/ 17 July 2013

EFF: No more tenders in government

Eff: No More Tenders In Government

The newly formed Economic Freedom Fighters (EFF) said on Wednesday the outsourcing of service provision by the state, in the form of the tendering system, should be stopped.

In a radio interview with Power FM talk show host Eusebius McKaizer on Wednesday, EFF national spokesperson Mbuyiseni Ndlozi also revealed the EFF has yet to register with the Independent Electoral Commission and has not yet decided whether or not it will participate in the 2014 national elections.

Ndlozi said the "neoliberal policy practices" of the South African government failed to solve the country's myriad problems and said the time had come for radical nationalisation of land, mines and banks.
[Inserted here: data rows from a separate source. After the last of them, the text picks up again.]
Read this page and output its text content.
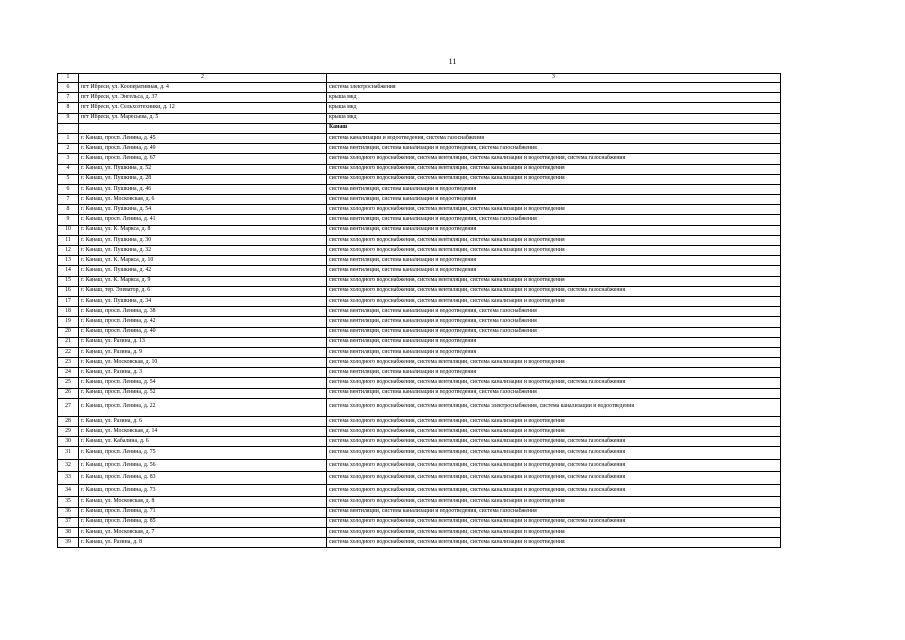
11
1	2	3
6	пгт Ибреси, ул. Кооперативная, д. 4	система электроснабжения
7	пгт Ибреси, ул. Энгельса, д. 37	крыша мкд
8	пгт Ибреси, ул. Сельхозтехники, д. 12	крыша мкд
9	пгт Ибреси, ул. Маресьева, д. 5	крыша мкд
		Канаш
1	г. Канаш, просп. Ленина, д. 45	система канализации и водоотведения, система газоснабжения
2	г. Канаш, просп. Ленина, д. 49	система вентиляции, система канализации и водоотведения, система газоснабжения
3	г. Канаш, просп. Ленина, д. 67	система холодного водоснабжения, система вентиляции, система канализации и водоотведения, система газоснабжения
4	г. Канаш, ул. Пушкина, д. 52	система холодного водоснабжения, система вентиляции, система канализации и водоотведения
5	г. Канаш, ул. Пушкина, д. 28	система холодного водоснабжения, система вентиляции, система канализации и водоотведения
6	г. Канаш, ул. Пушкина, д. 46	система вентиляции, система канализации и водоотведения
7	г. Канаш, ул. Московская, д. 6	система вентиляции, система канализации и водоотведения
8	г. Канаш, ул. Пушкина, д. 54	система холодного водоснабжения, система вентиляции, система канализации и водоотведения
9	г. Канаш, просп. Ленина, д. 41	система вентиляции, система канализации и водоотведения, система газоснабжения
10	г. Канаш, ул. К. Маркса, д. 8	система вентиляции, система канализации и водоотведения
11	г. Канаш, ул. Пушкина, д. 30	система холодного водоснабжения, система вентиляции, система канализации и водоотведения
12	г. Канаш, ул. Пушкина, д. 32	система холодного водоснабжения, система вентиляции, система канализации и водоотведения
13	г. Канаш, ул. К. Маркса, д. 10	система вентиляции, система канализации и водоотведения
14	г. Канаш, ул. Пушкина, д. 42	система вентиляции, система канализации и водоотведения
15	г. Канаш, ул. К. Маркса, д. 9	система холодного водоснабжения, система вентиляции, система канализации и водоотведения
16	г. Канаш, тер. Элеватор, д. 6	система холодного водоснабжения, система вентиляции, система канализации и водоотведения, система газоснабжения
17	г. Канаш, ул. Пушкина, д. 34	система холодного водоснабжения, система вентиляции, система канализации и водоотведения
18	г. Канаш, просп. Ленина, д. 38	система вентиляции, система канализации и водоотведения, система газоснабжения
19	г. Канаш, просп. Ленина, д. 42	система вентиляции, система канализации и водоотведения, система газоснабжения
20	г. Канаш, просп. Ленина, д. 40	система вентиляции, система канализации и водоотведения, система газоснабжения
21	г. Канаш, ул. Разина, д. 13	система вентиляции, система канализации и водоотведения
22	г. Канаш, ул. Разина, д. 9	система вентиляции, система канализации и водоотведения
23	г. Канаш, ул. Московская, д. 10	система холодного водоснабжения, система вентиляции, система канализации и водоотведения
24	г. Канаш, ул. Разина, д. 3	система вентиляции, система канализации и водоотведения
25	г. Канаш, просп. Ленина, д. 54	система холодного водоснабжения, система вентиляции, система канализации и водоотведения, система газоснабжения
26	г. Канаш, просп. Ленина, д. 52	система вентиляции, система канализации и водоотведения, система газоснабжения
27	г. Канаш, просп. Ленина, д. 22	система холодного водоснабжения, система вентиляции, система электроснабжения, система канализации и водоотведения
28	г. Канаш, ул. Разина, д. 6	система холодного водоснабжения, система вентиляции, система канализации и водоотведения
29	г. Канаш, ул. Московская, д. 14	система холодного водоснабжения, система вентиляции, система канализации и водоотведения
30	г. Канаш, ул. Кабалина, д. 6	система холодного водоснабжения, система вентиляции, система канализации и водоотведения, система газоснабжения
31	г. Канаш, просп. Ленина, д. 75	система холодного водоснабжения, система вентиляции, система канализации и водоотведения, система газоснабжения
32	г. Канаш, просп. Ленина, д. 56	система холодного водоснабжения, система вентиляции, система канализации и водоотведения, система газоснабжения
33	г. Канаш, просп. Ленина, д. 83	система холодного водоснабжения, система вентиляции, система канализации и водоотведения, система газоснабжения
34	г. Канаш, просп. Ленина, д. 73	система холодного водоснабжения, система вентиляции, система канализации и водоотведения, система газоснабжения
35	г. Канаш, ул. Московская, д. 8	система холодного водоснабжения, система вентиляции, система канализации и водоотведения
36	г. Канаш, просп. Ленина, д. 71	система вентиляции, система канализации и водоотведения, система газоснабжения
37	г. Канаш, просп. Ленина, д. 85	система холодного водоснабжения, система вентиляции, система канализации и водоотведения, система газоснабжения
38	г. Канаш, ул. Московская, д. 7	система холодного водоснабжения, система вентиляции, система канализации и водоотведения
39	г. Канаш, ул. Разина, д. 8	система холодного водоснабжения, система вентиляции, система канализации и водоотведения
Meanwhile, the EFF's commander-in-chief Julius Malema appeared in the Polokwane Magistrate's Court in June where he is accused of taking R4-million from allegedly corrupt tendering schemes. He is out on R10 000 bail and has constantly insisted the charges against him were brought about by President Jacob Zuma, who is also his political nemesis.  

The Mail & Guardian reported in 2011 how Julius Malema's Ratanang Family Trust holds shares in On-Point Engineering, a company which administered the construction of roads in Limpopo on behalf of the provincial government.

The public protector investigated the awarding of that contract and found that Malema "benefited improperly" from the tender.

'Non-negotiable pillars'
Ndlozi told McKaizer on Wednesay that the EFF was presently engaging with communities as it begins putting its policy ideas on paper.

While the details are being ironed out, the EFF has tenuously agreed on some "non-negotiable pillars" that will form that basis of its policy framework. These pillars include the expropriation of land without compensation, the nationalisation of mines, free education and health care, and the creation of jobs through building state capacity. 

Ndlozi said that, at presfent, the model of government is something I call neoliberal rationality; that government must stay out of business and that it must not get involved in the delivery of services, "so we constantly outsource and tender".

The EFF believes this must be done away with, and that a capable state must not outsource its duties. This mirrors the Young Communist's League campaign to ban tenders, which it presented at the ANC policy conference in June last year.

Ndlozi said the practice of tendering helped to build a "parasitic state" and said that an "illusion" existed that the state did not have the skills in its ranks to build roads, schools and the like, without the private sector's involvement.

Instead, he said many people didn't want to get involved in the public sector because of the "dishonesty; the maneuvering that is going on".

He said the EFF was under a lot of pressure to register to participate in next year's elections. But some among its ranks felt it would be wiser to wait, test the party's strength in a local government election instead, and use the interim period to test its grassroots support base.

"But there is huge impatience. And elections open up conversation … much more agitation is possible during an election period," Ndlozi explained.